Nobody likes SPAM. In the name of fighting SPAM, people have created numerous blacklists to list the known spammers’ IPs; and those blacklists are the center pieces of today’s SPAM control technology. Since I send my own emails, I regularly check those blacklists to make sure my mail server’s IP is not on them, so my correspondents can receive my emails. Yesterday, I suddenly found out that my IP is blacklisted! Specifically, I am on UCEPROTECTL2 and UCEPROTECTL3. I don’t SPAM, so how can it be? Did I get pwn’ed?
It turns out that my server is fine. However, they think my IP is in a bad neighborhood: Someone else using the IPs from the same hosting company as I do is spamming. To quote them directly:
Who is responsible for this listing?
YOU ARE NOT!. Your IP XX.XX.XX.XX was NOT directly involved in abuse, but has a bad neighborhood. Other customers within this range did not care about their security and got hacked, started spamming, or were even attacking others, while your provider has possibly not even noticed that there is a serious problem. We are sorry for you, but you have chosen a provider not acting fast enough on abusers.
So what should I do?
I see three options:
I can complain to my hosting company and hope they evict the bad user from the network. But then why should my hosting company do so? If my understanding of the law is correct, spamming is legal, albeit immoral. If I were the hosting company, and I had a paying customer that is conducting legal business on my network, on what grounds can I evict them? Also one needs to consider the severity of the offence: there is a difference between constantly spamming and occasional spamming. My hosting company has hundreds of thousands of IPs; If only one percent of the IPs are spamming occasionally, the combined volume of SPAM originated from the network would be huge and push the whole network into the blacklists. Does it make business sense, let alone is it technically feasible, to enforce a zero tolerance on spamming for a hosting company?

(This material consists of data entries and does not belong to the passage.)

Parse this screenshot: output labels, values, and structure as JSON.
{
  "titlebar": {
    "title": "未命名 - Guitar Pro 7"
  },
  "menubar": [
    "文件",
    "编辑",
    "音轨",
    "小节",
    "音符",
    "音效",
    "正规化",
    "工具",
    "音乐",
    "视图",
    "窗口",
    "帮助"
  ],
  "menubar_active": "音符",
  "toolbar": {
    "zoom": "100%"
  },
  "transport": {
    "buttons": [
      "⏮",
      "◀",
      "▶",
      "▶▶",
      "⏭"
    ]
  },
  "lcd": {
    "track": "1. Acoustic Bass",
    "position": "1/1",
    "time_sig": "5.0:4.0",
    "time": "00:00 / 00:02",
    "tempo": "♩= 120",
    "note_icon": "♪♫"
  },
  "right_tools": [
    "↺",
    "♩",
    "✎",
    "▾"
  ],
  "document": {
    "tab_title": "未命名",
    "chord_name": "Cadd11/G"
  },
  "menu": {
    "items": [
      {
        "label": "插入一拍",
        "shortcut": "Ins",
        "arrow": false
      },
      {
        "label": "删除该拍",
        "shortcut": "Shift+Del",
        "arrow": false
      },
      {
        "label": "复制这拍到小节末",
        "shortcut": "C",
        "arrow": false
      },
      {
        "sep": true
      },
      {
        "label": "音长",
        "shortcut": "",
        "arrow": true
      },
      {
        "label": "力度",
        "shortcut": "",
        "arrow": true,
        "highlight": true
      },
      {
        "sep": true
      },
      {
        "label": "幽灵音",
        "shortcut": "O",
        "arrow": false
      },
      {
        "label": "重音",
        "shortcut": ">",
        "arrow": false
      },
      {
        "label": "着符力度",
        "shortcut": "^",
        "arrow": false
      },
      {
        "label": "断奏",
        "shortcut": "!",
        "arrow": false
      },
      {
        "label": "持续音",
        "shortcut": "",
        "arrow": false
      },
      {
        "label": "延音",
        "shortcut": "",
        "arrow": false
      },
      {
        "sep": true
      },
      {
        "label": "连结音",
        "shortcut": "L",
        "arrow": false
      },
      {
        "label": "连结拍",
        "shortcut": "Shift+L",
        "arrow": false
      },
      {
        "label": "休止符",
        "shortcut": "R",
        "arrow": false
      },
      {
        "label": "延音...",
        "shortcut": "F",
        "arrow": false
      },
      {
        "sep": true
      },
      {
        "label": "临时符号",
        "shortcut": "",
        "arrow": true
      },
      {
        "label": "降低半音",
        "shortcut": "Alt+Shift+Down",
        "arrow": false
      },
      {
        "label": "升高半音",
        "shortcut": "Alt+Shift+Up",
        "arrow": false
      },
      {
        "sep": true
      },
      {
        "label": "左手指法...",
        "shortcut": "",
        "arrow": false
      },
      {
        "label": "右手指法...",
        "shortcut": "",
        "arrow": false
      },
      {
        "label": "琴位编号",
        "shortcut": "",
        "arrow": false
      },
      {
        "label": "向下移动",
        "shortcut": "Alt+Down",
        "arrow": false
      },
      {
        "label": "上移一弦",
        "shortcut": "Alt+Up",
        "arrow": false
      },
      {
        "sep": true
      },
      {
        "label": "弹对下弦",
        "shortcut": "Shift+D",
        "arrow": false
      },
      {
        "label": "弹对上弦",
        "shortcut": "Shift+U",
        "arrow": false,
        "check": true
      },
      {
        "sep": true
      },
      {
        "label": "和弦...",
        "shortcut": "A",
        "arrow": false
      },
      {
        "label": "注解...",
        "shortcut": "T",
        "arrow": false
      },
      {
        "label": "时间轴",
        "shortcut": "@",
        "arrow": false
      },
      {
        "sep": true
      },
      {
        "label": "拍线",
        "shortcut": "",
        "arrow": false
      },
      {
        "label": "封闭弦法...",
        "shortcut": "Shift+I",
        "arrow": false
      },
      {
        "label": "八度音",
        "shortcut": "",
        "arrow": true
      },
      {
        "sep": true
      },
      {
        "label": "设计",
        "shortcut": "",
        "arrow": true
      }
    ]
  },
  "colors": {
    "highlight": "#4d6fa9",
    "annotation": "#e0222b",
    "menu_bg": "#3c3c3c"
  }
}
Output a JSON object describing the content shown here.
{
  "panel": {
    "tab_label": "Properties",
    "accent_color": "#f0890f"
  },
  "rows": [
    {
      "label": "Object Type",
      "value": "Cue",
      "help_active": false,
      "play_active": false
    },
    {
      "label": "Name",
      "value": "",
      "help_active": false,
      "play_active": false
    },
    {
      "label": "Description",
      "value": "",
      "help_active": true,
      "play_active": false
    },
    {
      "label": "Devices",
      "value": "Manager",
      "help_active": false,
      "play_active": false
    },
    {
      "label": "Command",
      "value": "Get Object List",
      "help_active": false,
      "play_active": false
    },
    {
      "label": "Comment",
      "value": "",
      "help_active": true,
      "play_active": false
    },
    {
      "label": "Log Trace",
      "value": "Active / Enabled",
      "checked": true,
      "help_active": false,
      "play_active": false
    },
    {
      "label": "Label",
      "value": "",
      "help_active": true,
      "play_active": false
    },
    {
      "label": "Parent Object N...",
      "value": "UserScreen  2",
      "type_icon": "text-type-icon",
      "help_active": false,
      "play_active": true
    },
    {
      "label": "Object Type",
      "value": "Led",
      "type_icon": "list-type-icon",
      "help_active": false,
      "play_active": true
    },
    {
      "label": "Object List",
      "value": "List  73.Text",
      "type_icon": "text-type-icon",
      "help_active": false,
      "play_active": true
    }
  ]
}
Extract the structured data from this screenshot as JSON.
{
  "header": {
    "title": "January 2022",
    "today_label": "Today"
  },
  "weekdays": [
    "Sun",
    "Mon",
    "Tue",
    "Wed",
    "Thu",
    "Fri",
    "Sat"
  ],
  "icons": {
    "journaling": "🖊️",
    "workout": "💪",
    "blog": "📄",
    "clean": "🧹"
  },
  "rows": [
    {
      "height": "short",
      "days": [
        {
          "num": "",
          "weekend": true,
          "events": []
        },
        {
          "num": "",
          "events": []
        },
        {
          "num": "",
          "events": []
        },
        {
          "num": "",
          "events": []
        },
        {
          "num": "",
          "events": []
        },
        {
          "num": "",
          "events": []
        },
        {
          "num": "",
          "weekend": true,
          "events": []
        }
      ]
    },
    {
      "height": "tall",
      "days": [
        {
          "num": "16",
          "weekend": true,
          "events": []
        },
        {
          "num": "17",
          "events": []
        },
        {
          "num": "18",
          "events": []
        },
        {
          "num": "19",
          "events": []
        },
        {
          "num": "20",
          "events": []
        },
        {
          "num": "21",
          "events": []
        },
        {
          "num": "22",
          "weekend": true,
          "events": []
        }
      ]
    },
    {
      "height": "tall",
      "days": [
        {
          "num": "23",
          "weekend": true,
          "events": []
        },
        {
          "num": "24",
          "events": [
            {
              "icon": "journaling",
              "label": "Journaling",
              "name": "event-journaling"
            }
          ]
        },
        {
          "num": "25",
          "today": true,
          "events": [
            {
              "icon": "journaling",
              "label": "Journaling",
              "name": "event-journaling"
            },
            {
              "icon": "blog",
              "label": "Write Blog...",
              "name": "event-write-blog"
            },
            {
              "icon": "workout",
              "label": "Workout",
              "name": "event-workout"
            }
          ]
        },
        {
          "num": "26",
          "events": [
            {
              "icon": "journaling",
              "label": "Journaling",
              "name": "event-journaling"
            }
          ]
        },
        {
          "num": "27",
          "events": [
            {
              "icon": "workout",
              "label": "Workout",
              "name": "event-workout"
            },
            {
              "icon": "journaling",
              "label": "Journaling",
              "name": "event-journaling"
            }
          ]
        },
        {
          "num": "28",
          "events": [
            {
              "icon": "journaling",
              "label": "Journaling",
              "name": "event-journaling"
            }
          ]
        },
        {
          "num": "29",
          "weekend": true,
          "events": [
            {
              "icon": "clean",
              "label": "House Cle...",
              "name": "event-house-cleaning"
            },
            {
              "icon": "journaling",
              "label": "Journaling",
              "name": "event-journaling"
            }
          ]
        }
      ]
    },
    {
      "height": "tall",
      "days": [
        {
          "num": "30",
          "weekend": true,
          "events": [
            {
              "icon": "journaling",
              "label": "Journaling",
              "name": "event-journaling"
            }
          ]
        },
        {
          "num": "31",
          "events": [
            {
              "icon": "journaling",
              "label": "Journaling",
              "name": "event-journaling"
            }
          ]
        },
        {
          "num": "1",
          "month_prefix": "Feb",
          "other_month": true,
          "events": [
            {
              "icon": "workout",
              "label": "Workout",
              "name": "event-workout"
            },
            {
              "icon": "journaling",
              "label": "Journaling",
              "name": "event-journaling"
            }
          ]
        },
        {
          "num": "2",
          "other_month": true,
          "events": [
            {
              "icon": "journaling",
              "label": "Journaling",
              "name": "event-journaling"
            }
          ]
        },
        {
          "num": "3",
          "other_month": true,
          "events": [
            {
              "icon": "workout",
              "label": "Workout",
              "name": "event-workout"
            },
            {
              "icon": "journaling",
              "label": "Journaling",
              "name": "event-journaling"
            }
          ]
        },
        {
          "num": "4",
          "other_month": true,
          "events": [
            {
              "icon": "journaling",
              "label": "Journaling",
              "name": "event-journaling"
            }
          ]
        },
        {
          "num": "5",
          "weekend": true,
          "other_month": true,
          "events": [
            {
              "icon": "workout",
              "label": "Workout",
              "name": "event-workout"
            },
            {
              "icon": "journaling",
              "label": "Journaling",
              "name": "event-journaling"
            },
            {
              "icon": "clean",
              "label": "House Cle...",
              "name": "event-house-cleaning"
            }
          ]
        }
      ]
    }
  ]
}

Or I can leave the current hosting company. My hosting company is competitively priced, is fast, and has served me well for many years. I don’t have a long term contract with them so I can switch any time. However, switching has a cost in my labor, and how would I know that the new hosting company can stay off the blacklists for long?
Finally, I can pay up. UCEPROTECT conveniently embedded a link to http://www.whitelisted.org/, which offers to whitelist my IP. Had I been on the whitelist, the blacklists would not concern me. To quote them:
Since your IP wasn't directly involved in abuse, you can exclude your IP from neigborhood blocklists as UCEPROTECT Levels 2 and 3 and others that are importing our whitelist, by registering your IP with us.

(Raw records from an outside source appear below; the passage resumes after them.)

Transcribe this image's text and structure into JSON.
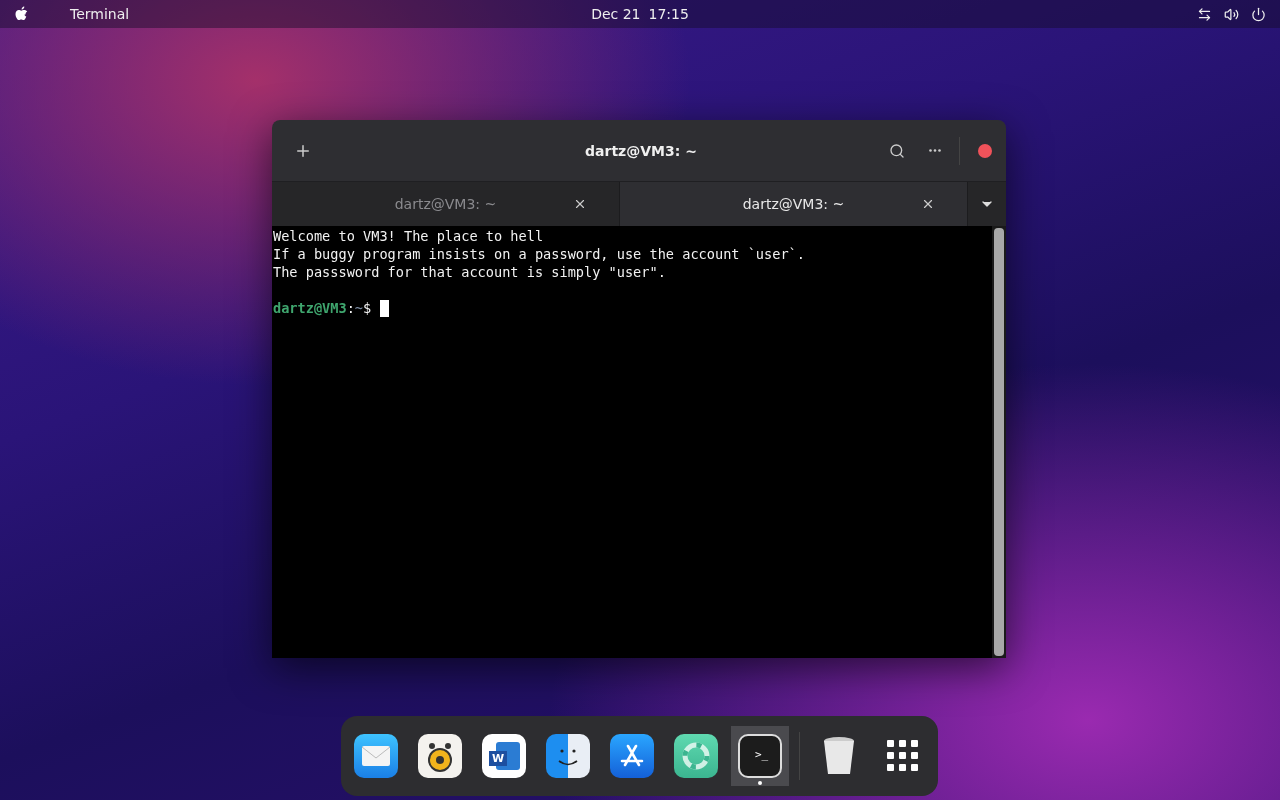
{
  "top_bar": {
    "app_name": "Terminal",
    "date": "Dec 21",
    "time": "17:15"
  },
  "window": {
    "title": "dartz@VM3: ~",
    "tabs": [
      {
        "label": "dartz@VM3: ~",
        "selected": false
      },
      {
        "label": "dartz@VM3: ~",
        "selected": true
      }
    ],
    "output": [
      "Welcome to VM3! The place to hell",
      "If a buggy program insists on a password, use the account `user`.",
      "The passsword for that account is simply \"user\"."
    ],
    "prompt": {
      "user_host": "dartz@VM3",
      "separator": ":",
      "path": "~",
      "symbol": "$"
    }
  },
  "dock": {
    "items": [
      {
        "kind": "mail",
        "running": false
      },
      {
        "kind": "music",
        "running": false
      },
      {
        "kind": "word",
        "glyph": "W",
        "running": false
      },
      {
        "kind": "finder",
        "running": false
      },
      {
        "kind": "appstore",
        "running": false
      },
      {
        "kind": "help",
        "running": false
      },
      {
        "kind": "terminal",
        "glyph": ">_",
        "running": true
      },
      {
        "kind": "separator"
      },
      {
        "kind": "trash",
        "running": false
      },
      {
        "kind": "apps",
        "running": false
      }
    ]
  }
}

There is only one problem:
Registration is available for 1 Month (25 CHF), 6 Month (50 CHF), 12 Month (70 CHF), 24 Month (90 CHF)
To me this is highway robbery. 25 CHF per month is five times the amount I paid to my hosting company for the VPS! I got the cheap VPS because my hosting company is in a fierce competition with other hosting companies; how many whitelisting companies are out there? Did I sense monopoly?
Are the blacklists that useful?
I run my own email server, and don’t use any blacklist. Yes, I got some amount of SPAMs. However, the vast majority of trashy emails I receive each day are advertisements (I signed up for random stuff quite liberally). I know I can use a blacklist and cut down the volume of unwanted emails to my inbox, but the difference won’t be much, because the Ads are sent from legitimate senders, which are not on any blacklist. Even if they were, they surely are rich enough to pay the 25 CHF per month whitelisting fee.
What is SPAM, but some form of advertisement from poor people, with questionable intentions and potentially harmful content? Now email advertising is a multi billion dollar industry, while SPAM has been demonized over the years. I can’t help to wonder if it has anything to do with the rise of big email vendors, who with no exception are Ads platforms themselves. Your “free” personal email accounts are nothing but an Ads delivery pipeline customized to exploit you. Your paid and hosted corporate email accounts are run by the same big email vendors. How much better can they be? The big email vendors love to enforce onerous rules for SPAM blocking; is it for their users, or for themselves?
The problem of SPAM control boils down to the issue of signal to noise ratio that one can tolerate. More filtering leads to higher signal to noise ratio, with collateral damages such as filtering out some real signals. To me, an intelligent user armed with a good email client, one trash email would only cost me half a second to glimp through. On the other hand, if a legitimate email from a future friend or a potential business associate were accidentally blocked, the lost opportunity cost is several magnitudes higher. From a cost benefit analysis point of view, I cannot justify blacklisting IPs in my email setup; and I don’t think I am alone.
If by any slim chances, you happen to be in charge of an email setup, please, don’t sink to the low of the big email vendors. IP blacklists have their place, however, please don’t use the overarching neighboring blacklists such as UCEPROTECTL2 and UCEPROTECTL3.